Alexis
Tsipras is down but far from out
A
snap election is almost certain after the divisive vote to approve a
new bailout – not least because the Greek prime minister stands to
win it
Jon Henley in Athens
Friday 14 August
2015 17.05 BST /
http://www.theguardian.com/business/2015/aug/14/alexis-tsipras-greece-bailout-vote-new-election
The result of the
parliamentary all-nighter that approved Greece’s latest
multibillion-euro bailout on Friday morning means early elections are
now a near certainty and could come as soon as next month.
The prime minister,
Alexis Tsipras, may have secured parliament’s backing by a
comfortable margin but he did so thanks to the support of the
opposition, not of his own leftist Syriza party, nearly one-third of
whose 149 MPs either voted against or abstained.
The rebellion by
Syriza hardliners, furious at what they see as a betrayal of the
party’s anti-austerity principles, left Tsipras short of the 120
votes – two-fifths of the 300-seat assembly – that Greek prime
ministers need to show they command a majority and could survive a
censure motion.
Government sources
told Greek media Tsipras could now well choose to call a confidence
vote for soon after 20 August, the day Athens is due to make a
crucial €3.2bn payment to the European Central Bank.
This time, he would
not be able to count on the votes of the conservative New Democracy
opposition, which has already said it would not back the government
in a confidence vote – although some other pro-European parties
might.
Win or lose,
however, Tsipras is now widely expected to try to shore up his
position by going to the polls this autumn.
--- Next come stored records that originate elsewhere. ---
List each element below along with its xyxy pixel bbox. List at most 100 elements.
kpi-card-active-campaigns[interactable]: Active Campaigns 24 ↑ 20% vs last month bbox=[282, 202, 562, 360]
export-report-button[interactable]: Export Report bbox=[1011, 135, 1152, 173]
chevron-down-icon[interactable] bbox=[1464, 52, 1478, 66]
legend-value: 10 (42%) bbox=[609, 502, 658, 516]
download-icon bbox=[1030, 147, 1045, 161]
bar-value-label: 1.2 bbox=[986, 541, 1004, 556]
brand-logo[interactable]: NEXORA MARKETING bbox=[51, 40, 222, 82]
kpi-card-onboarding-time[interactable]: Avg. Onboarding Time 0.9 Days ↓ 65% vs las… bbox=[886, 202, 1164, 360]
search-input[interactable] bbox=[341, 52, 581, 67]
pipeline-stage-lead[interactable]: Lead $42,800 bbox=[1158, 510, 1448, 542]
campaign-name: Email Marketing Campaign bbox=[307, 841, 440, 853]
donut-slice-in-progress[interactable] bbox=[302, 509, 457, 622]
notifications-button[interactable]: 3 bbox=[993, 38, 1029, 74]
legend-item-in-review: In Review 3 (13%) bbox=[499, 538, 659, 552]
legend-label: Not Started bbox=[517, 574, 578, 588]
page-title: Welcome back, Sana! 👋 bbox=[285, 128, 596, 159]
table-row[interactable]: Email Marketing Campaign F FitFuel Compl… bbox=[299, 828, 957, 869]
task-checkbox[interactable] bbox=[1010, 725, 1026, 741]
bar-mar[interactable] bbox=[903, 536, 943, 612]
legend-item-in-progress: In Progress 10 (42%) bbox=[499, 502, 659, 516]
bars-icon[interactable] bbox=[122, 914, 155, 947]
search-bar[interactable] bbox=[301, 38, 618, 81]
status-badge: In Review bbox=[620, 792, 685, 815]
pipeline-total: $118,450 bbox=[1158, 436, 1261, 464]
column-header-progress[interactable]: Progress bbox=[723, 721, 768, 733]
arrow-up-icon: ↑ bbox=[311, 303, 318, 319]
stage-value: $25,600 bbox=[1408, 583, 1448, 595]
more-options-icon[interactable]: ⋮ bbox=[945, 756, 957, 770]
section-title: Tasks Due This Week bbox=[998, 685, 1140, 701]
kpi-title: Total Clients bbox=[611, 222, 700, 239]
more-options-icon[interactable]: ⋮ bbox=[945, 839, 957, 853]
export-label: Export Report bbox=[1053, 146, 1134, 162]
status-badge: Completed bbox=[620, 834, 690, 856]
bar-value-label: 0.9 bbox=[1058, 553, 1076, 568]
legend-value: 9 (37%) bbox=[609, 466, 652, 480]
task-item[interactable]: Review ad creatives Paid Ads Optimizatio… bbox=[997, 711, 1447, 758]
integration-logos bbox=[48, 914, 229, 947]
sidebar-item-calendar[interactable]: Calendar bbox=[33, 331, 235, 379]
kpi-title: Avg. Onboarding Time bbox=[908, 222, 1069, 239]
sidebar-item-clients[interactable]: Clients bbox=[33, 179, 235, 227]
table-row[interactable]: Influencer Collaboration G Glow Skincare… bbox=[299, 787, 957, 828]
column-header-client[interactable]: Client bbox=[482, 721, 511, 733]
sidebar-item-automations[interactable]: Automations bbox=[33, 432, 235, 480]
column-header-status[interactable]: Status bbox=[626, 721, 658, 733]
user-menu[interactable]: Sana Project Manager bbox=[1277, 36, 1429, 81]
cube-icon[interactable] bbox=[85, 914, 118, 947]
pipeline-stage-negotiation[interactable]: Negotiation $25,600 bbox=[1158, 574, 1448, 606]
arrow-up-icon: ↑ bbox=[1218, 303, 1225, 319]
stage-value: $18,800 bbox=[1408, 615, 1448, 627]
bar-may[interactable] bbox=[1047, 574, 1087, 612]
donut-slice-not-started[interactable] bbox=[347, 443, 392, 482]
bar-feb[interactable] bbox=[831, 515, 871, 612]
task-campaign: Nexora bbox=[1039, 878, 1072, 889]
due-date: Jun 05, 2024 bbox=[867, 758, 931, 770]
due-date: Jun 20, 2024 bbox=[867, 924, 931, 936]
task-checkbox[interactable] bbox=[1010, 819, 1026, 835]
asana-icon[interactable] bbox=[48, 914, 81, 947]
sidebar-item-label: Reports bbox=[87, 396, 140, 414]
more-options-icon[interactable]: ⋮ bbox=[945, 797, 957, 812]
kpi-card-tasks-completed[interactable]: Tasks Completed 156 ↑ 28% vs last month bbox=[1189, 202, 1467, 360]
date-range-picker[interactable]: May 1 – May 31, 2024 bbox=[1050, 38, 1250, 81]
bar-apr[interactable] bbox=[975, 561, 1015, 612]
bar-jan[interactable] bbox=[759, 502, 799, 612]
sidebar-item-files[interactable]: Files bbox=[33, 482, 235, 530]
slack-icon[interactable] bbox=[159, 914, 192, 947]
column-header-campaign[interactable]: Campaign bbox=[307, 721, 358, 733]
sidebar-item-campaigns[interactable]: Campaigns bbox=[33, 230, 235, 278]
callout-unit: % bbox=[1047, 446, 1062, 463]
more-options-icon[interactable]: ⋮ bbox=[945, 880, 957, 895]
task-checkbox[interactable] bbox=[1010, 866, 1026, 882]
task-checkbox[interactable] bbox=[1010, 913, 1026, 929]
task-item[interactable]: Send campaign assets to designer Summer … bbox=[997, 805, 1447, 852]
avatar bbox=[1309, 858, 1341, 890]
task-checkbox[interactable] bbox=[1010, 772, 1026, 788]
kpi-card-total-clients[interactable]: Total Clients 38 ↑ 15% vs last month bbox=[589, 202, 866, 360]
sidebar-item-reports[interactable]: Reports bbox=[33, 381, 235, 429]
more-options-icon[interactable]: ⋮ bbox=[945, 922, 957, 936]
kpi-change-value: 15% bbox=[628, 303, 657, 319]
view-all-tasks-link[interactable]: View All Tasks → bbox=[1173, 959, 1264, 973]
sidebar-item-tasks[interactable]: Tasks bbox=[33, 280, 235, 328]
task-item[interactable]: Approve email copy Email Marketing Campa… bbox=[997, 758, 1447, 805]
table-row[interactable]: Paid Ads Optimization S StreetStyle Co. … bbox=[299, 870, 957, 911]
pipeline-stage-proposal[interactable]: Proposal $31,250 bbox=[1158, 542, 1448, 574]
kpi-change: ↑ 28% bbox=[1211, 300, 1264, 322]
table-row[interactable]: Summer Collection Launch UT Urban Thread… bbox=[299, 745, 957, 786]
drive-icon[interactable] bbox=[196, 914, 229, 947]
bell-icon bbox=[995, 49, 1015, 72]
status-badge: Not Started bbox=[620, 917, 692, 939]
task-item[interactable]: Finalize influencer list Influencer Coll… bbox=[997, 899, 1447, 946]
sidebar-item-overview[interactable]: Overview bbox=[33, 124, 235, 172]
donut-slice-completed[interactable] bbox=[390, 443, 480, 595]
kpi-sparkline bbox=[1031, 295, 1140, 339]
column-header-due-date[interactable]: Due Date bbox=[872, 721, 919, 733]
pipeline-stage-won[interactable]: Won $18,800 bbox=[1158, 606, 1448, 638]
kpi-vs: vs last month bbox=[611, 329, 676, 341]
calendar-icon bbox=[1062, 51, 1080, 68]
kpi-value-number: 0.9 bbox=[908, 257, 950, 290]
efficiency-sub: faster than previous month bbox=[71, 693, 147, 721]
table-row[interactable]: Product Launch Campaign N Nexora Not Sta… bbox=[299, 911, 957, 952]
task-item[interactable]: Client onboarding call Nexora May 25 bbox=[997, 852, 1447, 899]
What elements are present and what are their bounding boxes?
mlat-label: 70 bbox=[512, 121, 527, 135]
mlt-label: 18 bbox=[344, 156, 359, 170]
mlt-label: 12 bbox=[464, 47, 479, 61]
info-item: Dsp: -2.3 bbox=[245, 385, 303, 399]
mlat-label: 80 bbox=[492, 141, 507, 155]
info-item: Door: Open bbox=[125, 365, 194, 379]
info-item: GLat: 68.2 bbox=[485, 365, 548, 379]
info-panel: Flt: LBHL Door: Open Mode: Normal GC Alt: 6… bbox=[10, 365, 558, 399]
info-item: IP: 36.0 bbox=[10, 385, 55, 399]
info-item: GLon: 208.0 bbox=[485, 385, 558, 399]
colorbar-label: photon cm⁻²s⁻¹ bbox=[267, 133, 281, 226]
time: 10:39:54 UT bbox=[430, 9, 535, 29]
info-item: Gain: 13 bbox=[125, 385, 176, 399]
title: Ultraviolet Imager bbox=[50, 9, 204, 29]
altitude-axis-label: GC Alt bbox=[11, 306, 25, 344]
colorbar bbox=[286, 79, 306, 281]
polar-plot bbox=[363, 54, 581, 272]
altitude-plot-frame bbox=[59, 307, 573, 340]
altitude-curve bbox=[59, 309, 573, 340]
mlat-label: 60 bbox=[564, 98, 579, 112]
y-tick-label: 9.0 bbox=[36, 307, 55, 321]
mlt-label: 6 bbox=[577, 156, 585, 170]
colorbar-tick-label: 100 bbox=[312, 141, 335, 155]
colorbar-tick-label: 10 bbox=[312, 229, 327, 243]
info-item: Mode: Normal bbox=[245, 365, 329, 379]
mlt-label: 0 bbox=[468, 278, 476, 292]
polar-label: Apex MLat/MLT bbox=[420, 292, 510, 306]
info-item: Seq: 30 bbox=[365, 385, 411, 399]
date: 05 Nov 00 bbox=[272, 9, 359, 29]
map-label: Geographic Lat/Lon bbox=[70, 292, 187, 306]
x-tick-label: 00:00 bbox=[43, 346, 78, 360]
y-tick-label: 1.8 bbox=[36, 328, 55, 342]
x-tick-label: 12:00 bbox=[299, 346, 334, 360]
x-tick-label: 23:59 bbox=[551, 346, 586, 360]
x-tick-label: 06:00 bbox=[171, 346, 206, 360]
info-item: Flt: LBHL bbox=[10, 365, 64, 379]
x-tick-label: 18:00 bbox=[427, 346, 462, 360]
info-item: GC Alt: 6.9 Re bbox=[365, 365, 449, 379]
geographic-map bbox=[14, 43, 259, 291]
Fresh elections could be
held at a month’s notice, making late September or early October
likely dates.
“The agreement has
cost the government its majority,” Nikos Xydakis, the culture
minister, told state television. “As things have turned out, the
clearest solution would be elections.”
Tsipras told
parliament he did not regret his “decision to compromise” with
Greece’s international creditors: “We undertook the
responsibility to stay alive, over choosing suicide.”
However, Tsipras’s
party is now almost certain to split, with the leader of its
dissident Left Platform, the former energy minister Panagiotis
Lafazanis, already announcing his intention to form a new
anti-bailout movement and accusing the government of “annulling
democracy” and caving in to the “dictatorship of the eurozone”.
The depth of the
rebels’ bitterness is plain. Zoe Konstantopoulou, the speaker,
raised so many procedural questions and objections that the finance
minister, Euclid Tsakalotos, missed the 9.30am vote, Reuters
reported, as he had to catch a plane to Brussels.
“Every corner and
beauty of Greece is being sold,” Konstantopoulou declared. “The
government is giving the keys to the troika [of creditors], along
with sovereignty and national assets … I am not going to support
the prime minister any more.”
But it is unclear
how much popular backing the rebels would get. Analysts argue that
while it would create political uncertainty, Tsipras has every
interest in calling a snap election, before the punishing terms of
the new bailout make themselves felt. The youthful prime minister
still enjoys great personal popularity in Greece for having at least
tried to stand up to German and eurozone austerity demands.
With rebellious
hardliners sidelined in a new anti-euro movement that polls suggest
only a minority of Greeks would support, the prime minister could
hope to capitalise on the continued disarray of the conservative
opposition. Recent polls predict he would win.